Public trust in Brazil is at an “all-time low,” according to Thomas Vicino, associate professor of political science, public policy, and urban affairs at Northeastern University.
And it’s easy to see why.
Brazil is embroiled in one of the biggest bribery investigations in history, in which executives at the state-run oil company Petrobras allegedly accepted bribes in exchange for awarding contracts to construction firms at inflated prices.
Just last week, the alleged mastermind behind the scheme—Brazil’s former president Luiz Inacio Lula da Silva—was found guilty of corruption and money laundering and sentenced to more than nine years in prison.
According to CBS News, the Speaker of the House, the leader of the Senate, one-third of the cabinet, and more than 90 members of Congress have also been implicated in the $2 billion plot. And The New York Times has reported that the country’s sitting president—Michel Temer—“is working furiously to avoid being put on trial.”
“It’s a very sad situation,” said Vicino, who has lived and worked in Brazil for parts of the past 20 years, including a yearlong stint as a U.S. Core Fulbright Scholar in 2014. “People don’t trust the government and they lack confidence in the political institutions that society established.”
“Brazil is still a country of tomorrow.”
For Vicino, da Silva is a symbol of the rise and fall of Brazil. Known to his supporters as Lula, he presided over Brazil’s government from 2003 to 2011, lifting millions of people out of poverty while helping to land the 2014 World Cup and the 2016 Olympics. As a founding member of the Workers’ Party, one of Latin America’s largest left-wing movements, “Lula was the shining star of the political world,” Vicino explained, a “symbol of Brazil’s arrival on the world stage.”
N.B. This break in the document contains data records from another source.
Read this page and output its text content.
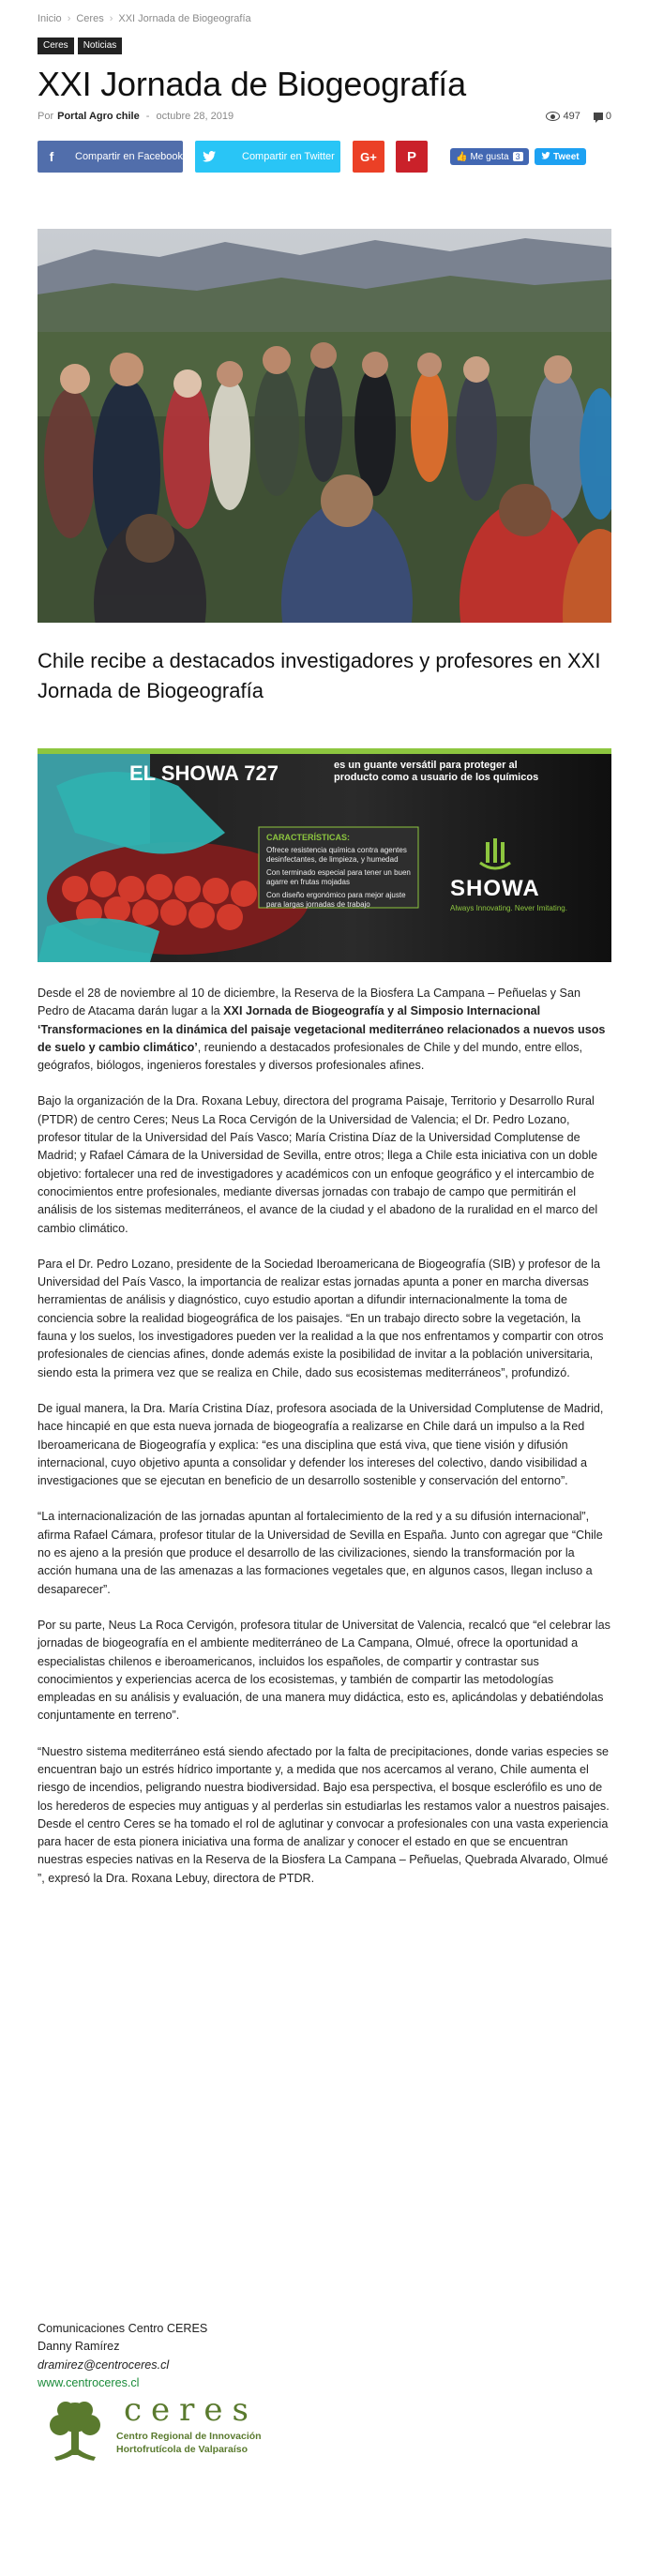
Inicio › Ceres › XXI Jornada de Biogeografía
Ceres	Noticias
XXI Jornada de Biogeografía
Por Portal Agro chile - octubre 28, 2019	497	0
f	Compartir en Facebook	Compartir en Twitter G+ P	👍 Me gusta 3	Tweet
Chile recibe a destacados investigadores y profesores en XXI Jornada de Biogeografía
EL SHOWA 727	es un guante versátil para proteger al
producto como a usuario de los químicos
CARACTERÍSTICAS:
Ofrece resistencia química contra agentes desinfectantes, de limpieza, y humedad
Con terminado especial para tener un buen agarre en frutas mojadas
Con diseño ergonómico para mejor ajuste para largas jornadas de trabajo
SHOWA
Always Innovating. Never Imitating.

Desde el 28 de noviembre al 10 de diciembre, la Reserva de la Biosfera La Campana – Peñuelas y San Pedro de Atacama darán lugar a la XXI Jornada de Biogeografía y al Simposio Internacional ‘Transformaciones en la dinámica del paisaje vegetacional mediterráneo relacionados a nuevos usos de suelo y cambio climático’, reuniendo a destacados profesionales de Chile y del mundo, entre ellos, geógrafos, biólogos, ingenieros forestales y diversos profesionales afines.

Bajo la organización de la Dra. Roxana Lebuy, directora del programa Paisaje, Territorio y Desarrollo Rural (PTDR) de centro Ceres; Neus La Roca Cervigón de la Universidad de Valencia; el Dr. Pedro Lozano, profesor titular de la Universidad del País Vasco; María Cristina Díaz de la Universidad Complutense de Madrid; y Rafael Cámara de la Universidad de Sevilla, entre otros; llega a Chile esta iniciativa con un doble objetivo: fortalecer una red de investigadores y académicos con un enfoque geográfico y el intercambio de conocimientos entre profesionales, mediante diversas jornadas con trabajo de campo que permitirán el análisis de los sistemas mediterráneos, el avance de la ciudad y el abadono de la ruralidad en el marco del cambio climático.

Para el Dr. Pedro Lozano, presidente de la Sociedad Iberoamericana de Biogeografía (SIB) y profesor de la Universidad del País Vasco, la importancia de realizar estas jornadas apunta a poner en marcha diversas herramientas de análisis y diagnóstico, cuyo estudio aportan a difundir internacionalmente la toma de conciencia sobre la realidad biogeográfica de los paisajes. “En un trabajo directo sobre la vegetación, la fauna y los suelos, los investigadores pueden ver la realidad a la que nos enfrentamos y compartir con otros profesionales de ciencias afines, donde además existe la posibilidad de invitar a la población universitaria, siendo esta la primera vez que se realiza en Chile, dado sus ecosistemas mediterráneos”, profundizó.

De igual manera, la Dra. María Cristina Díaz, profesora asociada de la Universidad Complutense de Madrid, hace hincapié en que esta nueva jornada de biogeografía a realizarse en Chile dará un impulso a la Red Iberoamericana de Biogeografía y explica: “es una disciplina que está viva, que tiene visión y difusión internacional, cuyo objetivo apunta a consolidar y defender los intereses del colectivo, dando visibilidad a investigaciones que se ejecutan en beneficio de un desarrollo sostenible y conservación del entorno”.

“La internacionalización de las jornadas apuntan al fortalecimiento de la red y a su difusión internacional”, afirma Rafael Cámara, profesor titular de la Universidad de Sevilla en España. Junto con agregar que “Chile no es ajeno a la presión que produce el desarrollo de las civilizaciones, siendo la transformación por la acción humana una de las amenazas a las formaciones vegetales que, en algunos casos, llegan incluso a desaparecer”.

Por su parte, Neus La Roca Cervigón, profesora titular de Universitat de Valencia, recalcó que “el celebrar las jornadas de biogeografía en el ambiente mediterráneo de La Campana, Olmué, ofrece la oportunidad a especialistas chilenos e iberoamericanos, incluidos los españoles, de compartir y contrastar sus conocimientos y experiencias acerca de los ecosistemas, y también de compartir las metodologías empleadas en su análisis y evaluación, de una manera muy didáctica, esto es, aplicándolas y debatiéndolas conjuntamente en terreno”.

“Nuestro sistema mediterráneo está siendo afectado por la falta de precipitaciones, donde varias especies se encuentran bajo un estrés hídrico importante y, a medida que nos acercamos al verano, Chile aumenta el riesgo de incendios, peligrando nuestra biodiversidad. Bajo esa perspectiva, el bosque esclerófilo es uno de los herederos de especies muy antiguas y al perderlas sin estudiarlas les restamos valor a nuestros paisajes. Desde el centro Ceres se ha tomado el rol de aglutinar y convocar a profesionales con una vasta experiencia para hacer de esta pionera iniciativa una forma de analizar y conocer el estado en que se encuentran nuestras especies nativas en la Reserva de la Biosfera La Campana – Peñuelas, Quebrada Alvarado, Olmué ”, expresó la Dra. Roxana Lebuy, directora de PTDR.

Comunicaciones Centro CERES
Danny Ramírez
dramirez@centroceres.cl
www.centroceres.cl
ceres
Centro Regional de Innovación
Hortofrutícola de Valparaíso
In 2010, da Silva’s second-to-last year in office, Brazil’s economy grew three times faster than the U.S. economy. Da Silva enjoyed an 83 percent approval rating. Today he is known as the highest-profile politician to be convicted in the corruption investigation, in which more than 200 people have already been charged. Among many Brazilians, he is the poster child for corruption, political upheaval, and economic calamity. As The Washington Post reported, the bribery scandal “wrecked Brazil’s economy,” sparking mass layoffs and “hollowing out companies that were once world-renowned.”
“The corruption scandal has caused many people to question what happened in the past,” Vicino explained, referring to the economic boom of early-to-mid-2000s. “It definitely makes Brazil more vulnerable and shows us just how weak democracy can be.”
Da Silva, who has denied any wrongdoing in the bribery scandal, is still a beloved figure in Brazil among a large segment of the lower class. According to a public opinion poll in June, he is considered a front-runner for next year’s presidential election. “Half of Brazil’s population lives in extreme poverty, and poor people who are very loud supporters of Lula are willing to look the other way,” Vicino explained, noting that da Silva could run for president while his case is being appealed. “When he was president, the economy was good and growing, everyone had a job, and he took credit for it.”
Now corruption has plunged Brazil into political and economic chaos—and there’s no end in sight. “Brazil,” Vicino said, “is still a country of tomorrow.”